Following a review of its lending program, the board of the International Monetary Fund, IMF, has approved the release of $447.39 million to Kenya, the fund announced on Tuesday.
The fund stated in a statement that efforts toward fiscal consolidation had caused Kenya’s public debt to “level off,” and it added that it had given extra money under an existing facility.
In April of last year, the IMF and the country of East Africa agreed to a 38-month financing arrangement under its extended fund facility and extended credit facility. The most recent payment brings the total to $1.65 billion.
According to the IMF, Kenya would now receive a total of $2.416 billion from the present agreement. The increase was agreed upon by both parties last month to cover expenses for external finance “due to the drought and difficult global financial conditions”. Due to a spike in bond yields, the government decided to postpone its June Eurobond sale.

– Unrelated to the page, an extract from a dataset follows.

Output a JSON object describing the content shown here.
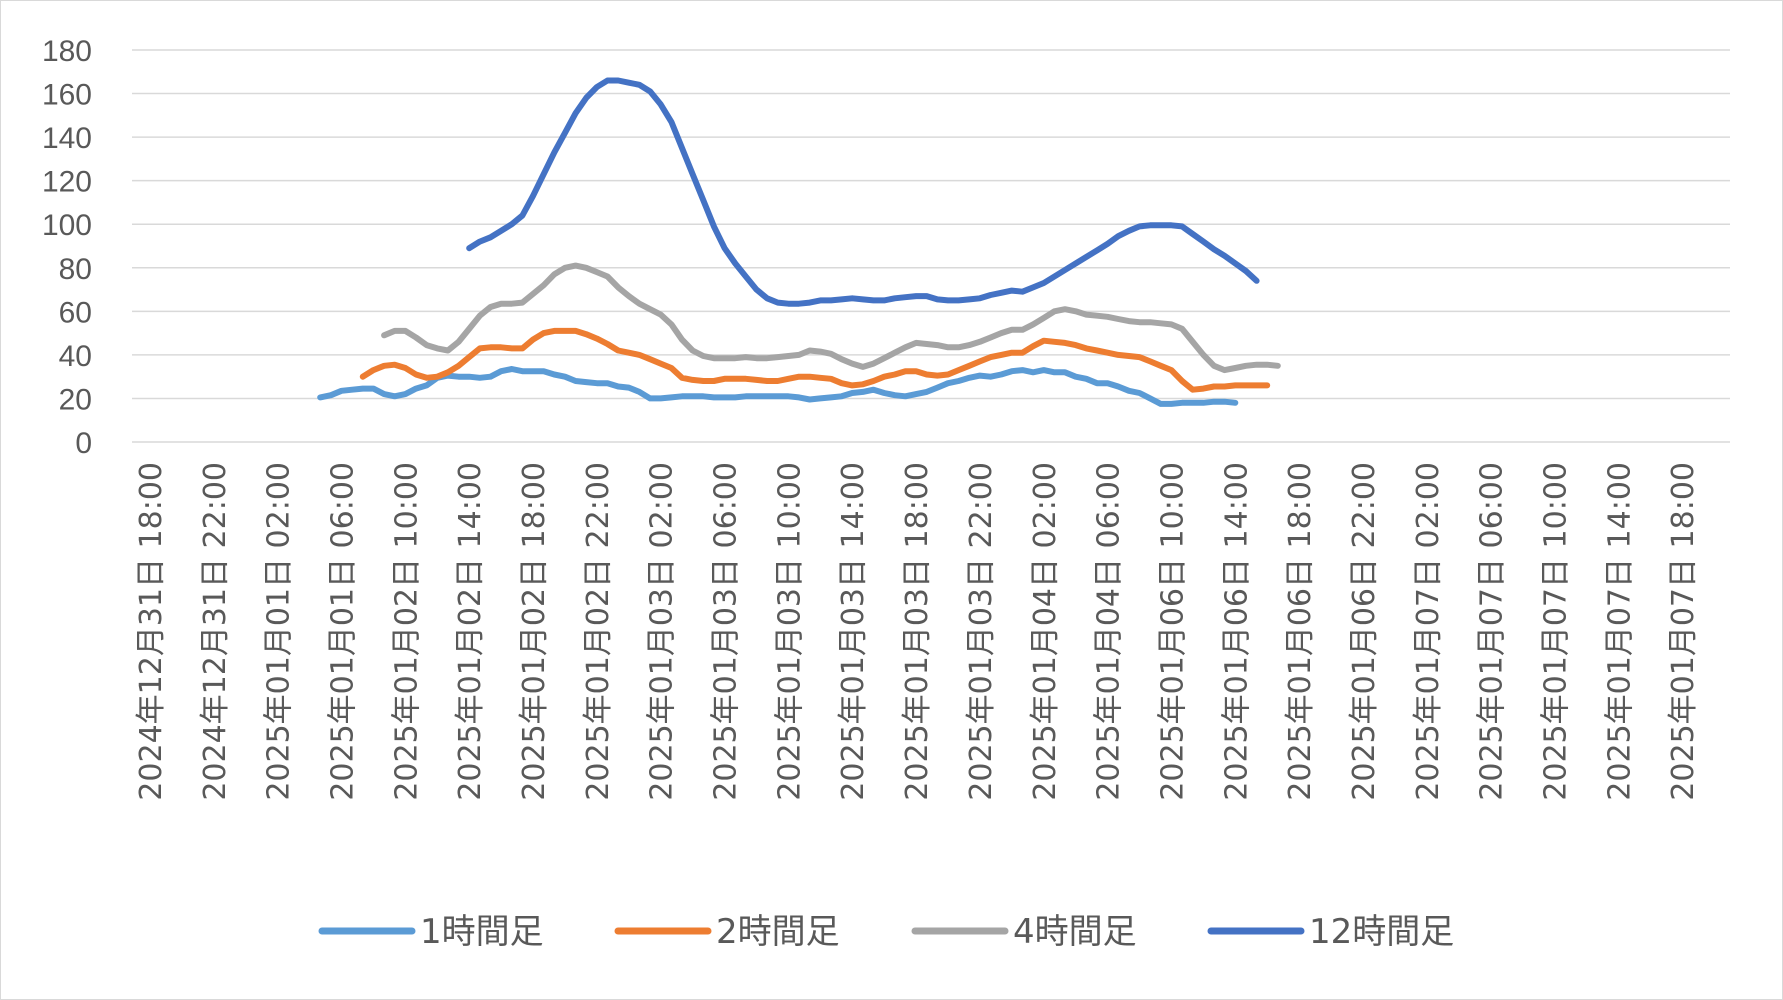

The government of President William Ruto, who took office in September, intends to eliminate costly commercial borrowing in favor of less expensive sources like the World Bank to lessen the burden that debt servicing puts on revenue.
This is coming after the IMF announced that it would release $3 billion to Ghana by the first quarter of 2023, according to the Finance Minister, Ken Ofori-Atta.
The Minister claims that the medium-term macro-economic framework, structural reforms, and important fiscal measures included in the 2023 Budget are in line with the IMF-supported Programme.
On economic policies and reforms, Ghana has secured a staff-level agreement that will be supported by a three-year arrangement under the Extended Credit Facility.
The Minister stated that additional work must be done before the first tranche can be handed to the government in order to obtain the approval of the IMF board and management, adding that the SLA is only one part of the approval procedure.